65. There will no doubt be an impact upon his family, another matter which I am required to take into account. There is little evidence in relation to that. His wife and child remain living in Sydney and, as I understand it, rely on family to assist. His business was sold in June 2009 for $65,000. In terms of assessing the impact of the sentence on his family, I accept that his sentence may mean that they are never able to live together again as a family because he may be deported and his wife may not be in a position to return to Sri Lanka. However, this impact on his family is not of the exceptional type which would lead to a lower sentence than may otherwise be necessary.
66. In assessing his more general subjective circumstances, in addition to the background which I have already recited, I accept that he is a person who comes to court with no prior criminal convictions either here or in Sri Lanka. From a recitation of his own background as an adult in Sri Lanka and now in Australia, I accept that he has had a fairly difficult adult life. He is genuinely remorseful and contrite. His commission of this offence, it seems to me, represented a serious lapse in judgment motivated by a desire for financial gain, and his actions in going to the police represented his return to his normal good character and return to good judgment.

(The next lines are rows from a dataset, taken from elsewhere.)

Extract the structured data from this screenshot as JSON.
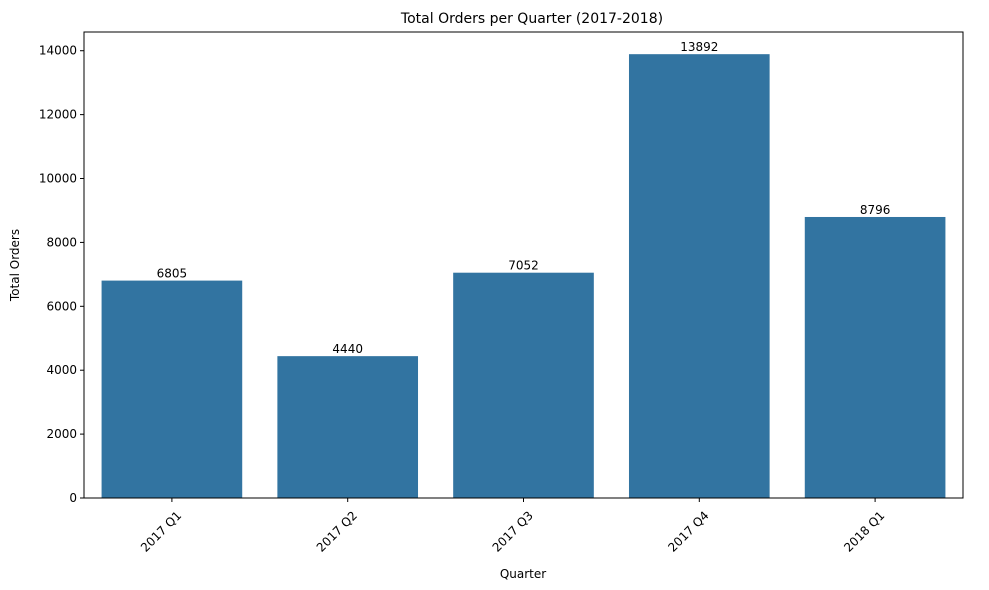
{
  "chart_data": {
    "type": "bar",
    "title": "Total Orders per Quarter (2017-2018)",
    "xlabel": "Quarter",
    "ylabel": "Total Orders",
    "categories": [
      "2017 Q1",
      "2017 Q2",
      "2017 Q3",
      "2017 Q4",
      "2018 Q1"
    ],
    "values": [
      6805,
      4440,
      7052,
      13892,
      8796
    ],
    "data_labels": [
      "6805",
      "4440",
      "7052",
      "13892",
      "8796"
    ],
    "ylim": [
      0,
      14586
    ],
    "yticks": [
      0,
      2000,
      4000,
      6000,
      8000,
      10000,
      12000,
      14000
    ],
    "ytick_labels": [
      "0",
      "2000",
      "4000",
      "6000",
      "8000",
      "10000",
      "12000",
      "14000"
    ],
    "grid": false,
    "bar_color": "#3274a1",
    "x_tick_rotation": "45"
  }
}
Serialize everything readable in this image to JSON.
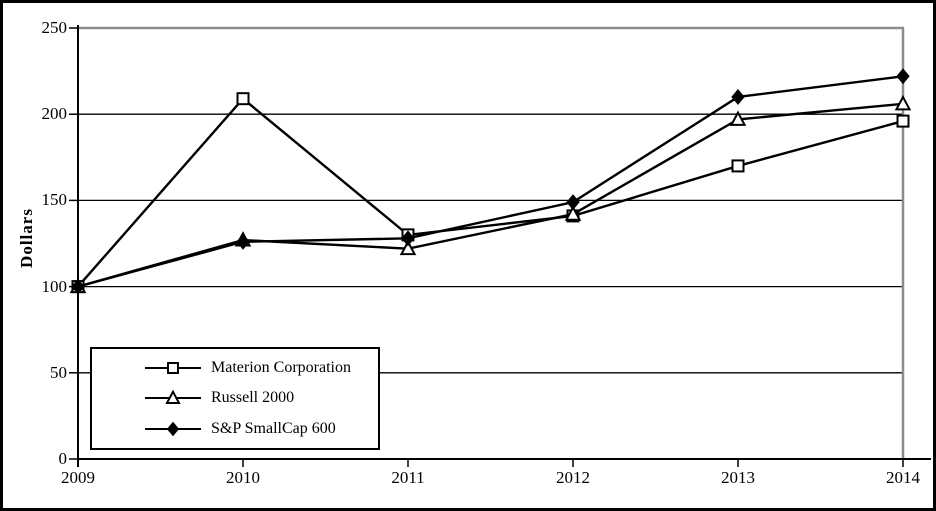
{
  "chart_data": {
    "type": "line",
    "title": "",
    "xlabel": "",
    "ylabel": "Dollars",
    "x": [
      2009,
      2010,
      2011,
      2012,
      2013,
      2014
    ],
    "x_tick_labels": [
      "2009",
      "2010",
      "2011",
      "2012",
      "2013",
      "2014"
    ],
    "y_ticks": [
      0,
      50,
      100,
      150,
      200,
      250
    ],
    "y_tick_labels": [
      "0",
      "50",
      "100",
      "150",
      "200",
      "250"
    ],
    "ylim": [
      0,
      250
    ],
    "grid": "horizontal",
    "legend_position": "inside-lower-left",
    "series": [
      {
        "name": "Materion Corporation",
        "marker": "open-square",
        "line_color": "#000000",
        "values": [
          100,
          209,
          130,
          141,
          170,
          196
        ]
      },
      {
        "name": "Russell 2000",
        "marker": "open-triangle",
        "line_color": "#000000",
        "values": [
          100,
          127,
          122,
          142,
          197,
          206
        ]
      },
      {
        "name": "S&P SmallCap 600",
        "marker": "filled-diamond",
        "line_color": "#000000",
        "values": [
          100,
          126,
          128,
          149,
          210,
          222
        ]
      }
    ],
    "colors": {
      "axis": "#000000",
      "gridline": "#000000",
      "plot_top_border": "#8c8c8c",
      "plot_right_border": "#8c8c8c",
      "outer_frame": "#000000",
      "background": "#ffffff",
      "marker_fill_open": "#ffffff",
      "marker_fill_solid": "#000000"
    }
  }
}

67. I have been referred, as I have said, to a number of cases decided in similar circumstances, including the decision of Cita v R (2001) 120 A Crim R 207, R v Disun (2003) 27 WAR 146 and R v Al Jenabi [2004] NTSC 44 and others. As I have already said, it seems to me that the most similar is R v Daoed except, the significance difference being, that this is a plea of guilty in which assistance has been given in circumstances where this offender is being sentenced for his involvement in the people smuggling of only twenty people and in which, fortunately, the ultimate circumstances were nowhere near as tragic as that which occurred in the SIEV X.
68. For all those reasons, I have come to the conclusion that an overall term of imprisonment of five and a half years is called for in this case.
69. Had it not been for the mandatory sentencing provisions, I would have set a non-parole period of two years and nine months, that is, fifty per cent of the overall term. Although the normal division for Commonwealth offences a non-parole period between sixty to sixty-six per cent of the overall term, it seems to me that for a variety of reasons a lower non-parole period would have been appropriate. They are that this is his first time in gaol, and the fact that ultimately he will need a longer than normal period of supervision, hopefully in the community, to allow his reintegration. I am constrained, however, as a result of the mandatory sentencing provisions to a non-parole period of no less than three years. For that reason I make the following formal orders:
70. The prisoner is convicted. He is sentenced to a term of imprisonment of five and a half years commencing on 24 November 2009 and expiring on 23 April 2015. There will be a non-parole period of three years commencing on 24 November 2009 and expiring on 23 November 2012.
71. There will be a further order that there be no publication of the evidence given by the offender in closed court, nor any publication of the names of any persons mentioned by the offender during his evidence generally.